“Kehadiran kami bukan sekadar menyerahkan bantuan, tetapi ingin menunjukkan bahwa BM PAN selalu hadir bersama masyarakat. Pembangunan gereja adalah tanggung jawab bersama karena gereja bukan hanya tempat beribadah, tetapi juga menjadi pusat pembinaan moral, karakter, dan kebersamaan,” ujar Kamarudin.
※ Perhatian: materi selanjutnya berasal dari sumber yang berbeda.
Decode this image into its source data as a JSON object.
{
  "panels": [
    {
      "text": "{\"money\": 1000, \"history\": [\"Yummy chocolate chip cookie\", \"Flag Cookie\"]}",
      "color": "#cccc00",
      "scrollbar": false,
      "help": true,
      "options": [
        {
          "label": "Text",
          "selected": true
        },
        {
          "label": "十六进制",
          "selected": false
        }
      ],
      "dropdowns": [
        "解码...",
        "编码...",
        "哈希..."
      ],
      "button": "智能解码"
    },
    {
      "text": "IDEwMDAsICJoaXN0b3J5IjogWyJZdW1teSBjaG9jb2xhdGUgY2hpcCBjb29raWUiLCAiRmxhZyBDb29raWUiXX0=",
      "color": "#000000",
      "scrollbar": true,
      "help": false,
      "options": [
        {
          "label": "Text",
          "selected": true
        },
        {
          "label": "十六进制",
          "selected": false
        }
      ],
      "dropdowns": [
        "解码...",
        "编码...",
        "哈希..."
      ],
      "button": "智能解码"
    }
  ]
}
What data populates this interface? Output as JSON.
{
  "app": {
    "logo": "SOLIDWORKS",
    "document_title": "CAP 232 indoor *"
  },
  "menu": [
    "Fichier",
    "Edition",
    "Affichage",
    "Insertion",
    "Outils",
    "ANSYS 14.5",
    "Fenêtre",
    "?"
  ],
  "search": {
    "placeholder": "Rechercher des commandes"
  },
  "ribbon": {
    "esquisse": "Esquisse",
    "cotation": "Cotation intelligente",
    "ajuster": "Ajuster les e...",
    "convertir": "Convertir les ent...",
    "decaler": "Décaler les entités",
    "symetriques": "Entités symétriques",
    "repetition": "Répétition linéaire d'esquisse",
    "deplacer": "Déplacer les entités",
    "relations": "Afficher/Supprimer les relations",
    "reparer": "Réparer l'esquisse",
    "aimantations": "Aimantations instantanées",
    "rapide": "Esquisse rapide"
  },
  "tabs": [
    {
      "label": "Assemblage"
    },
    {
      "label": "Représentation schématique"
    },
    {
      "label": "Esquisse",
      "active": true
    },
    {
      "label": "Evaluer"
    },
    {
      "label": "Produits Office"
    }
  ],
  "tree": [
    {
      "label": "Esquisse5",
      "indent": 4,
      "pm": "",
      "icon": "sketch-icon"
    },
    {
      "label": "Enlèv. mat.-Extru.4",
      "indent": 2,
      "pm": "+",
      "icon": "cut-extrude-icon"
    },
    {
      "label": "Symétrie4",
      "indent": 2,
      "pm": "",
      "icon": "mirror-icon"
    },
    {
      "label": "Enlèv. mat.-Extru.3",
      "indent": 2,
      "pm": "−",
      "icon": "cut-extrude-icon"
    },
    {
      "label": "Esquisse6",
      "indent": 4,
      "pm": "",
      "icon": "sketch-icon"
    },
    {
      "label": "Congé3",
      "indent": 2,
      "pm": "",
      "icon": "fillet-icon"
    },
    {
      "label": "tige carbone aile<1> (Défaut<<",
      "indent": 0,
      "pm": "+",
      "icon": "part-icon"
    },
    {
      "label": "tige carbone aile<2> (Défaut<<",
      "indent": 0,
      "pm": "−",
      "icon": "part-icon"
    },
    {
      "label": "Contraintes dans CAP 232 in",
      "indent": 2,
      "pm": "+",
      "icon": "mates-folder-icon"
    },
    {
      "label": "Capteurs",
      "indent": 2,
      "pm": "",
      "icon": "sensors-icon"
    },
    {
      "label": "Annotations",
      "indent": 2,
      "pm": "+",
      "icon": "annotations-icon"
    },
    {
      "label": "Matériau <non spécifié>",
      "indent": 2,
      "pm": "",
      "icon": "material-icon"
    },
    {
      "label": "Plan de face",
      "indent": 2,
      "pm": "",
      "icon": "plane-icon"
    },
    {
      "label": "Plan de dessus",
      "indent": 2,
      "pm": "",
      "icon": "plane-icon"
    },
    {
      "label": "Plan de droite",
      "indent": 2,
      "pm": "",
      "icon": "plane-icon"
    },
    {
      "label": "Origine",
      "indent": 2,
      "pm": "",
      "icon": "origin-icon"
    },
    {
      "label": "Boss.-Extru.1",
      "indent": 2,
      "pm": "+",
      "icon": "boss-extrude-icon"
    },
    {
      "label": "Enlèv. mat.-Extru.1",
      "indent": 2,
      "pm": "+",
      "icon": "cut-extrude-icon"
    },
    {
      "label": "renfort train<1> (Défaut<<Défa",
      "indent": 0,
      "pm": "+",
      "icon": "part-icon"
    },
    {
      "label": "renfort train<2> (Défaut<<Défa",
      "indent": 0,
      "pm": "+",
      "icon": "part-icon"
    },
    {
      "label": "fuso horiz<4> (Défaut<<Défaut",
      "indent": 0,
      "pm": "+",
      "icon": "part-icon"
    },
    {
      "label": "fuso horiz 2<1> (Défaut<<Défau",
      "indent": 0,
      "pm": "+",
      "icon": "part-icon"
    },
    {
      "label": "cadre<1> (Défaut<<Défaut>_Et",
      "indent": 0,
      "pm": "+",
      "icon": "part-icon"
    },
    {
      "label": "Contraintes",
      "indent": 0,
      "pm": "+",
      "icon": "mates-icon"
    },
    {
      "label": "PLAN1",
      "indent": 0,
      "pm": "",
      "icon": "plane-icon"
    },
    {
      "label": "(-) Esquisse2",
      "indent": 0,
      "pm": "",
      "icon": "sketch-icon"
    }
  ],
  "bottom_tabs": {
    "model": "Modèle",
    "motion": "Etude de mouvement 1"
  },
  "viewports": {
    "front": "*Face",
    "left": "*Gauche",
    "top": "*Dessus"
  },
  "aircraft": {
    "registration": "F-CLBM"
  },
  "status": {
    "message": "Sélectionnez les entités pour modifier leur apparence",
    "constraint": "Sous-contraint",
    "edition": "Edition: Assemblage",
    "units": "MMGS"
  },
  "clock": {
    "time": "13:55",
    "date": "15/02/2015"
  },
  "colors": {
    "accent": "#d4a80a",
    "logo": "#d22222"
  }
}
Ia menambahkan, BM PAN ingin memastikan kehadirannya memberikan manfaat nyata bagi masyarakat melalui berbagai aksi sosial yang menyentuh kebutuhan riil di lapangan.

DPD BM PAN TTS: Pelayanan Tidak Hanya saat Momentum Politik

Sementara itu, Ketua DPD BM PAN Kabupaten Timor Tengah Selatan, Victor S.A. Soetektjo, menegaskan bahwa bantuan yang diberikan mungkin tidak besar secara nilai, namun diharapkan mampu mempercepat proses pembangunan rumah ibadah.

Ia menekankan bahwa BM PAN berkomitmen membangun kedekatan dengan masyarakat melalui pelayanan sosial yang berkelanjutan, bukan hanya hadir saat momentum politik.

“Bantuan ini mungkin tidak seberapa nilainya, namun kami berharap dapat menjadi bagian dari semangat kebersamaan untuk mempercepat pembangunan rumah Tuhan. BM PAN ingin hadir bukan hanya dalam momentum politik, tetapi juga dalam setiap kebutuhan masyarakat,” katanya.

Victor menambahkan, semangat gotong royong, kepedulian, dan pelayanan menjadi fondasi utama BM PAN dalam menjalankan berbagai kegiatan kemasyarakatan.